Spiritual practice is in the very marrow of my disabled bones. Even in the bone that was grafted into my leg. When I was a small child, people would ask me if my cast was heavy. I had no idea. I couldn’t remember ever being without one. Similarly, I can’t answer the question, where do disability and your devotional life intersect? I’ve never been without either one. Intertwined, they are one in my inmost being. I cannot remember a time in my life before I was aware of God’s glory, Jesus’ love, and prayers of the faithful.
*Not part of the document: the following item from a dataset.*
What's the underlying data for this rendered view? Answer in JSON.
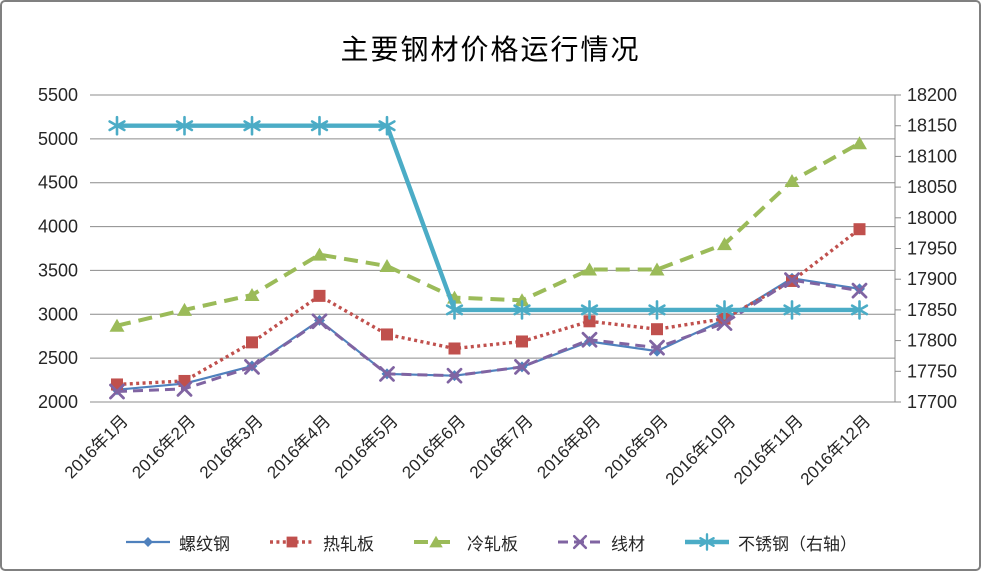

Last year I met a cousin my age for the first time. She said, “I prayed for you with my family every night.” During the first 12 years of my life, the prayers were focused on healing my leg. I was in plaster casts or wore leg braces continually. I used crutches and was in and out of a wheelchair. At age 12, I was finally able to put all of those aside and walk. The church rejoiced and praised God.
But I also became a visible reminder of the mystery of God, the part we don’t like to see. My legs don’t match. I have multiple surgery scars. I walk with a limp and with pain. The underlying disease remains alive and active in my body. It continues to create new physical brokenness, pain, disfigurement, and disability. It is a mystery full of unanswered questions. Failure to heal, even after prayer, is a mystery to God’s people. And usually the faithful would prefer God only to be mysterious, not people or the circumstances around us.
In the quiet and at night, when alone, is when I struggle the most. I say the words of Psalm 139 as a personal confession of faith: “I am fearfully and wonderfully made.” Yet as I live my life in daylight, in church and society, I struggle to celebrate this wonder. Like the psalmist, I cry out for understanding, strength, and relief.
The Bible contains many stories of healing. It is filled with admonition to “ask, and you will receive,” and “approach the throne of grace with confidence, for he who promised is able.” Yet, did Jesus heal everyone he encountered? What did the healing look like?
I had the blessing to minister to the community living on Molokai, Hawaii. The people I ate with, played cribbage with, and then worshiped with were living survivors of Hansen’s disease, or leprosy. The bacteria that caused the disease was dead and the people fully cured. Yet the deformities, disabilities, and marks of the disease remained. As for the lepers healed by Jesus in the Bible, were their bodies completely restored to “normal,” or was just the disease removed?
Living with disabilities shapes everything about me—my faith and spirituality, my relationships with others, and my daily living, both mundane and victorious. God’s faithfulness indeed is great, as the hymn proclaims, but so is the mystery of God.